Díaz Bardelli, así señorita, con z de zorro, b de burro y doble ele de llama, así, así muy bien. Julián corrige a la chica, ejemplifica cada letra en una tarea minuciosa que trae su respectivo ejemplo, siempre animal, y da por cumplida su misión. Luego, respira, exhala, junta las cejas, casi uniéndose, y por decantación cierra los ojos, carraspeando la voz. Ese dolor incipiente de muela, (“¿Es la de juicio? ¿Me la sacarán? ¿Me dolerá? ¿Tratamiento de conducto? ¿Por qué me pasa todo esto a mí?”) lo depositó en ese salón espaciado, impoluto, con sillas unidas, cuatro por fila, con ese aroma de perfume berreta, que lo deja absorto puteando interiormente a los de la obra social (“Con los que pago, no te pido un Carolina Herrera pero al menos no esta imitación, burda y fracasada de colonia Pibes”). Sabe que es una batalla perdida. La Fiscalía no va a tomar el caso, piensa mientras observa a una joven saliendo del pasillo con sus flamantes brackets. “Pobre, dice murmurando, debe tener la ilusión de salir a la calle y que la alaben por preocuparse en su futura salud bucal. Mentira, se le van a cagar de risa en la cara. Como a mí, con la demanda por los aromas que emanan desde la sala de odontología”. Maldita burocracia, maldito país que no hace nada.
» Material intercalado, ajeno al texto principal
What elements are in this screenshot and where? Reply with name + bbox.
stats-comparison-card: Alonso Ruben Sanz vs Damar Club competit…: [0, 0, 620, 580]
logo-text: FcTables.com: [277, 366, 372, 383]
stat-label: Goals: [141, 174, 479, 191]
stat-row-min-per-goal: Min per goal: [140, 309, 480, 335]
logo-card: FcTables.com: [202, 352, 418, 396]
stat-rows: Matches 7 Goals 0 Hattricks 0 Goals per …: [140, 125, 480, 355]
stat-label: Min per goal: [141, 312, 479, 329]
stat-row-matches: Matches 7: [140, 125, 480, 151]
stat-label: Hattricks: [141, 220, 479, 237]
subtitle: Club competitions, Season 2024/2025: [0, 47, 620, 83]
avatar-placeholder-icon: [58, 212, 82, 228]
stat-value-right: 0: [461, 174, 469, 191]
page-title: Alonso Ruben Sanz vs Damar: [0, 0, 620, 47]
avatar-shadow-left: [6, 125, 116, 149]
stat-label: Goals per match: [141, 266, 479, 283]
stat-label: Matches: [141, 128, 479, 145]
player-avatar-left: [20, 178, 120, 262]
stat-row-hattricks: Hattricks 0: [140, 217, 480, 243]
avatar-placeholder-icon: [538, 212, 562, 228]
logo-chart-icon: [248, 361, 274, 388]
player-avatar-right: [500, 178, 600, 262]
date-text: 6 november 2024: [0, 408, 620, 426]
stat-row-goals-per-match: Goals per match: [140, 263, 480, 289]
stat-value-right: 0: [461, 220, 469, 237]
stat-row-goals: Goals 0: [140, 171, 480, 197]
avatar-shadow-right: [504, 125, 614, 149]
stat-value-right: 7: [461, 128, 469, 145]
“Señor Bradelli, aguarde y lo van a llamar desde la pantalla. No, Bardelli, señorita, con b de burro y doble ele”. A la secretaria poco le interesa la corrección, mira de costado su reloj, con malla blanca y agujas finitas, muy finitas, para saber cuándo se irá de ese lugar inmundo, que la maltratan y encima le pagan dos mangos. Julián se sienta, vuelve a hacer una mirada general y solamente pide que su nombre aparezca bien escrito en el LCD, más que por el llamado en sí. Si sale mal, escándalo asegurado. Piensa en la muela y no le duele. “¿Para qué carajo vine?”
Escucha un ruido, una imagen se detiene frente a sí, aguardando, esperando. Ahí, está, Ariadna, Ari, la chica alta, con ojos saltones, pálidas, ese largo pelo negro. Secundaria, Bariloche, 1987. Aquella que lo miraba, lo insinuaba pero sin éxito; sus ojos estaban puestos en otro lado. Está igual, irrumpe esa idea en su pensamiento. Igual, igualita, el mismo packaging pero en el medio pasaron 25 años, una versión beta de lo que fue, un expediente sin resolución que se puso amarillento. ¿Seguirá enamorada de mí? Julián sonríe, al pasar se hace un par de preguntas pelotudas, se roza los cachetes, ese movimiento hábil que hacía a las maravillas cuando intentaba conquistar a Susana, y de golpe se le vienen las imágenes de ella, ésas piernas, ésas tetas hermosas. “¿Dónde estará ahora?”